Chip maker Nvidia Corp on Thursday forecast sales for its current fiscal year that topped Wall Street expectations, sending its shares up eight percent in late trading.
The California-based company said it expected revenues for its fiscal 2020 year to be "flat or down slightly" from the 11.7 billion U.S. dollars it recorded in the just-ended fiscal year. The forecast exceeds the 10.8 billion U.S.dollars in revenue that analysts expected, according to Reuters data.
Fourth-quarter revenues fell for Nvidia, which supplies chips for gaming computers and artificial intelligence work and is coming off record highs early last when demand for its chips for mining cryptocurrencies sent sales soaring.
The just-ended fiscal year was Nvidia's best ever, with sales up more than 21 percent from a year earlier, but sputtered to what chief executive Jensen Huang called a "disappointing finish."
Nvidia reported profit for the fiscal fourth quarter ended January 27 above Wall Street estimates.

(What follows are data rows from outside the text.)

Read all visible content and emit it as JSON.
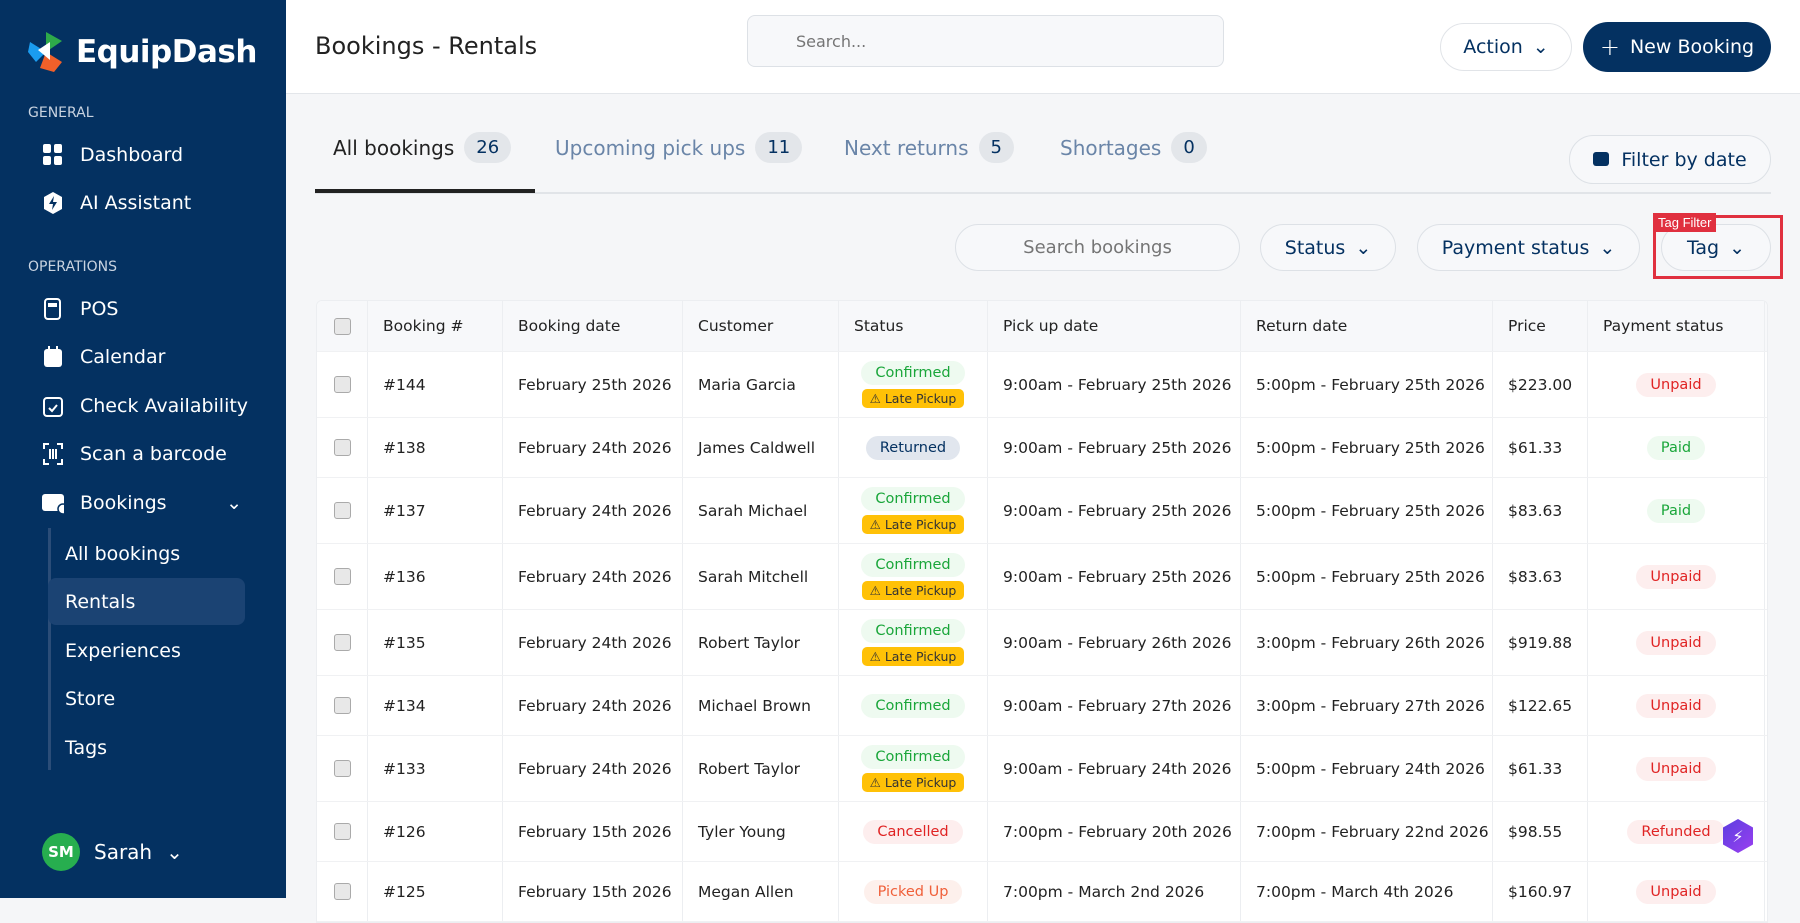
{
  "app": {
    "name": "EquipDash"
  },
  "sidebar": {
    "general_label": "GENERAL",
    "operations_label": "OPERATIONS",
    "general": [
      {
        "label": "Dashboard",
        "icon": "grid-icon"
      },
      {
        "label": "AI Assistant",
        "icon": "ai-bolt-icon"
      }
    ],
    "operations": [
      {
        "label": "POS",
        "icon": "pos-terminal-icon"
      },
      {
        "label": "Calendar",
        "icon": "calendar-icon"
      },
      {
        "label": "Check Availability",
        "icon": "calendar-check-icon"
      },
      {
        "label": "Scan a barcode",
        "icon": "barcode-scan-icon"
      },
      {
        "label": "Bookings",
        "icon": "bookings-icon"
      }
    ],
    "bookings_sub": [
      {
        "label": "All bookings"
      },
      {
        "label": "Rentals",
        "active": true
      },
      {
        "label": "Experiences"
      },
      {
        "label": "Store"
      },
      {
        "label": "Tags"
      }
    ],
    "user": {
      "initials": "SM",
      "name": "Sarah"
    }
  },
  "header": {
    "title": "Bookings - Rentals",
    "search_placeholder": "Search...",
    "action_label": "Action",
    "new_booking_label": "New Booking"
  },
  "tabs": [
    {
      "label": "All bookings",
      "count": "26",
      "active": true
    },
    {
      "label": "Upcoming pick ups",
      "count": "11"
    },
    {
      "label": "Next returns",
      "count": "5"
    },
    {
      "label": "Shortages",
      "count": "0"
    }
  ],
  "filters": {
    "date_label": "Filter by date",
    "search_placeholder": "Search bookings",
    "status_label": "Status",
    "payment_label": "Payment status",
    "tag_label": "Tag",
    "highlight_label": "Tag Filter"
  },
  "colors": {
    "sidebar": "#043161",
    "confirmed": "#1aa63a",
    "returned": "#043161",
    "cancelled": "#e02424",
    "picked_up": "#f0603a",
    "late": "#ffc107",
    "unpaid": "#e02424",
    "paid": "#1aa63a"
  },
  "table": {
    "columns": [
      "",
      "Booking #",
      "Booking date",
      "Customer",
      "Status",
      "Pick up date",
      "Return date",
      "Price",
      "Payment status"
    ],
    "rows": [
      {
        "id": "#144",
        "date": "February 25th 2026",
        "customer": "Maria Garcia",
        "status": "Confirmed",
        "late": "⚠ Late Pickup",
        "pickup": "9:00am - February 25th 2026",
        "return": "5:00pm - February 25th 2026",
        "price": "$223.00",
        "payment": "Unpaid"
      },
      {
        "id": "#138",
        "date": "February 24th 2026",
        "customer": "James Caldwell",
        "status": "Returned",
        "pickup": "9:00am - February 25th 2026",
        "return": "5:00pm - February 25th 2026",
        "price": "$61.33",
        "payment": "Paid"
      },
      {
        "id": "#137",
        "date": "February 24th 2026",
        "customer": "Sarah Michael",
        "status": "Confirmed",
        "late": "⚠ Late Pickup",
        "pickup": "9:00am - February 25th 2026",
        "return": "5:00pm - February 25th 2026",
        "price": "$83.63",
        "payment": "Paid"
      },
      {
        "id": "#136",
        "date": "February 24th 2026",
        "customer": "Sarah Mitchell",
        "status": "Confirmed",
        "late": "⚠ Late Pickup",
        "pickup": "9:00am - February 25th 2026",
        "return": "5:00pm - February 25th 2026",
        "price": "$83.63",
        "payment": "Unpaid"
      },
      {
        "id": "#135",
        "date": "February 24th 2026",
        "customer": "Robert Taylor",
        "status": "Confirmed",
        "late": "⚠ Late Pickup",
        "pickup": "9:00am - February 26th 2026",
        "return": "3:00pm - February 26th 2026",
        "price": "$919.88",
        "payment": "Unpaid"
      },
      {
        "id": "#134",
        "date": "February 24th 2026",
        "customer": "Michael Brown",
        "status": "Confirmed",
        "pickup": "9:00am - February 27th 2026",
        "return": "3:00pm - February 27th 2026",
        "price": "$122.65",
        "payment": "Unpaid"
      },
      {
        "id": "#133",
        "date": "February 24th 2026",
        "customer": "Robert Taylor",
        "status": "Confirmed",
        "late": "⚠ Late Pickup",
        "pickup": "9:00am - February 24th 2026",
        "return": "5:00pm - February 24th 2026",
        "price": "$61.33",
        "payment": "Unpaid"
      },
      {
        "id": "#126",
        "date": "February 15th 2026",
        "customer": "Tyler Young",
        "status": "Cancelled",
        "pickup": "7:00pm - February 20th 2026",
        "return": "7:00pm - February 22nd 2026",
        "price": "$98.55",
        "payment": "Refunded"
      },
      {
        "id": "#125",
        "date": "February 15th 2026",
        "customer": "Megan Allen",
        "status": "Picked Up",
        "pickup": "7:00pm - March 2nd 2026",
        "return": "7:00pm - March 4th 2026",
        "price": "$160.97",
        "payment": "Unpaid"
      }
    ]
  }
}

Its outlook for the 2020 fiscal first quarter missed analyst expectations only slightly and its data center business did not fall as far as analysts had feared.

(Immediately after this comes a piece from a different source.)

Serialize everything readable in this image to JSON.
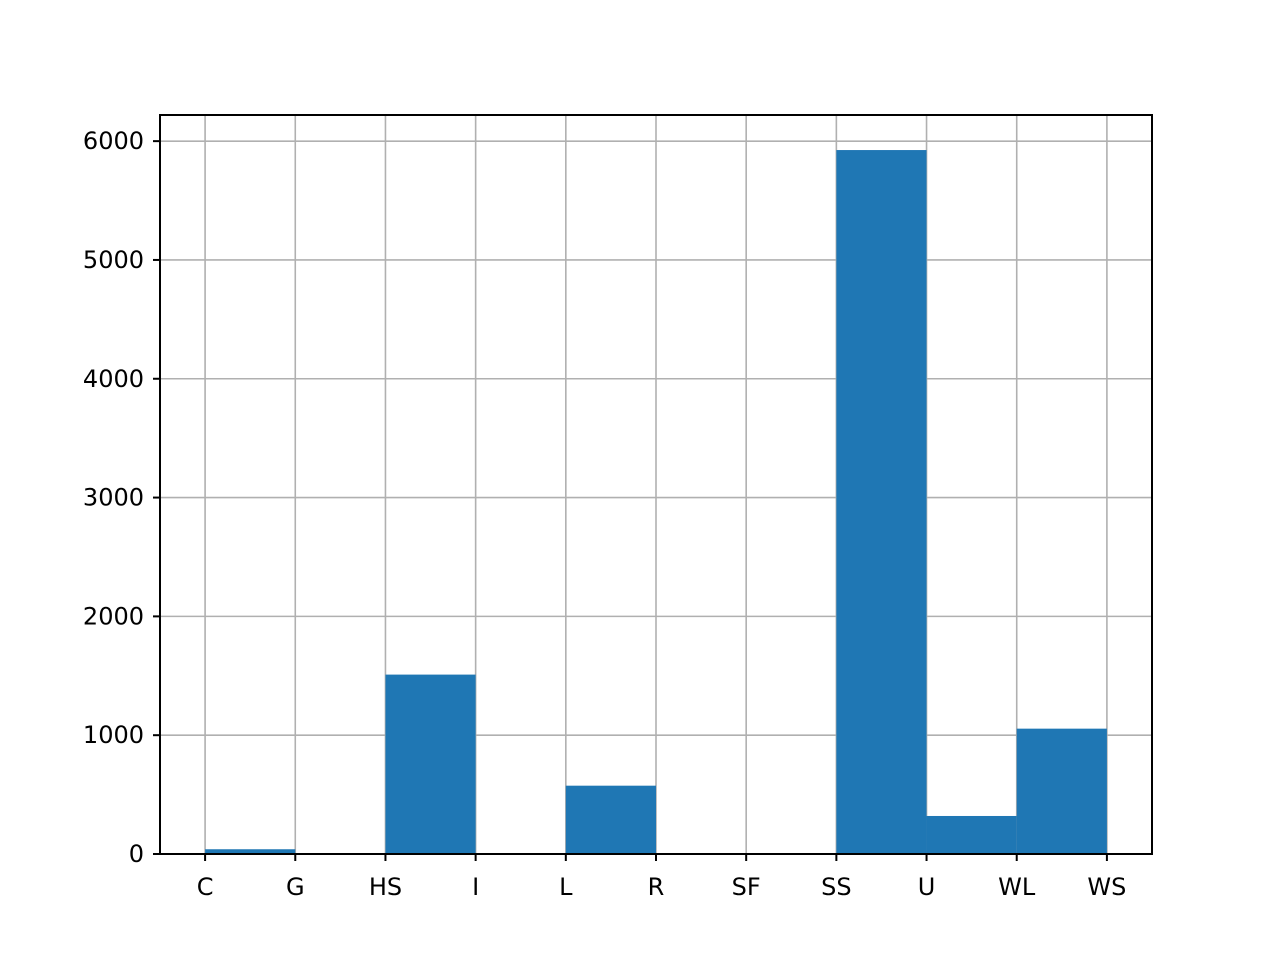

"Not-as-bad-as-feared has replaced the better-than-expected for a lot of companies this earnings season," analyst Ivan Feinseth of Tigress Financial Partners said.

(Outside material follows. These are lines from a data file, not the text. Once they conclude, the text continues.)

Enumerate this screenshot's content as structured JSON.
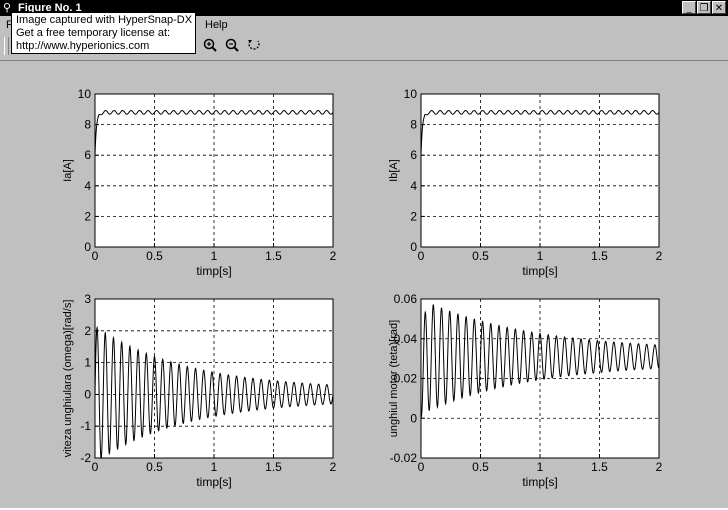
{
  "window": {
    "title": "Figure No. 1",
    "icon": "matlab-figure-icon",
    "controls": [
      "_",
      "❐",
      "✕"
    ]
  },
  "menu": {
    "first_letter": "F",
    "help": "Help"
  },
  "toolbar": {
    "tools": [
      "zoom-in-icon",
      "zoom-out-icon",
      "rotate-icon"
    ]
  },
  "overlay": {
    "line1": "Image captured with HyperSnap-DX",
    "line2": "Get a free temporary license at:",
    "line3": "http://www.hyperionics.com"
  },
  "colors": {
    "background": "#c0c0c0",
    "plot_bg": "#ffffff",
    "line": "#000000"
  },
  "chart_data": [
    {
      "type": "line",
      "xlabel": "timp[s]",
      "ylabel": "Ia[A]",
      "xlim": [
        0,
        2
      ],
      "ylim": [
        0,
        10
      ],
      "xticks": [
        0,
        0.5,
        1,
        1.5,
        2
      ],
      "yticks": [
        0,
        2,
        4,
        6,
        8,
        10
      ],
      "grid": true,
      "signal": {
        "kind": "step",
        "start": 6,
        "final": 8.8,
        "rise_tau": 0.012,
        "ripple": 0.12,
        "ripple_freq": 14
      }
    },
    {
      "type": "line",
      "xlabel": "timp[s]",
      "ylabel": "Ib[A]",
      "xlim": [
        0,
        2
      ],
      "ylim": [
        0,
        10
      ],
      "xticks": [
        0,
        0.5,
        1,
        1.5,
        2
      ],
      "yticks": [
        0,
        2,
        4,
        6,
        8,
        10
      ],
      "grid": true,
      "signal": {
        "kind": "step",
        "start": 6,
        "final": 8.8,
        "rise_tau": 0.012,
        "ripple": 0.12,
        "ripple_freq": 14
      }
    },
    {
      "type": "line",
      "xlabel": "timp[s]",
      "ylabel": "viteza unghiulara (omega)[rad/s]",
      "xlim": [
        0,
        2
      ],
      "ylim": [
        -2,
        3
      ],
      "xticks": [
        0,
        0.5,
        1,
        1.5,
        2
      ],
      "yticks": [
        -2,
        -1,
        0,
        1,
        2,
        3
      ],
      "grid": true,
      "signal": {
        "kind": "damped",
        "offset": 0,
        "amplitude": 2.0,
        "decay": 1.3,
        "freq": 14.5,
        "floor": 0.15
      }
    },
    {
      "type": "line",
      "xlabel": "timp[s]",
      "ylabel": "unghiul motor (teta)[rad]",
      "xlim": [
        0,
        2
      ],
      "ylim": [
        -0.02,
        0.06
      ],
      "xticks": [
        0,
        0.5,
        1,
        1.5,
        2
      ],
      "yticks": [
        -0.02,
        0,
        0.02,
        0.04,
        0.06
      ],
      "ytick_labels": [
        "-0.02",
        "0",
        "0.02",
        "0.04",
        "0.06"
      ],
      "grid": true,
      "signal": {
        "kind": "damped_ramp",
        "offset": 0.031,
        "amplitude": 0.026,
        "decay": 1.1,
        "freq": 14.5,
        "floor": 0.003,
        "start": 0
      }
    }
  ]
}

Nvidia has entered into newer growth areas such as data centers and self-driving cars as it looks beyond its bread-and-butter business of selling chips that enhance video game graphics.
Nvidia's data center business brought in 679 million U.S. dollars in the fourth quarter. That was lower than the year before, but slightly ahead of analyst expectations, according to data from FactSet.
Fourth-quarter total revenue fell to 2.21 from 2.91 billion U.S. dollars but came above its already lowered estimate of 2.20 billion U.S. dollars. The company's net income fell to 567 million U.S. dollars in the fourth quarter.
Its shares were up eight percent to 167.40 dollars in late trading, after closing up 1.09 percent at 154.53 dollars in regular trade on Nasdaq.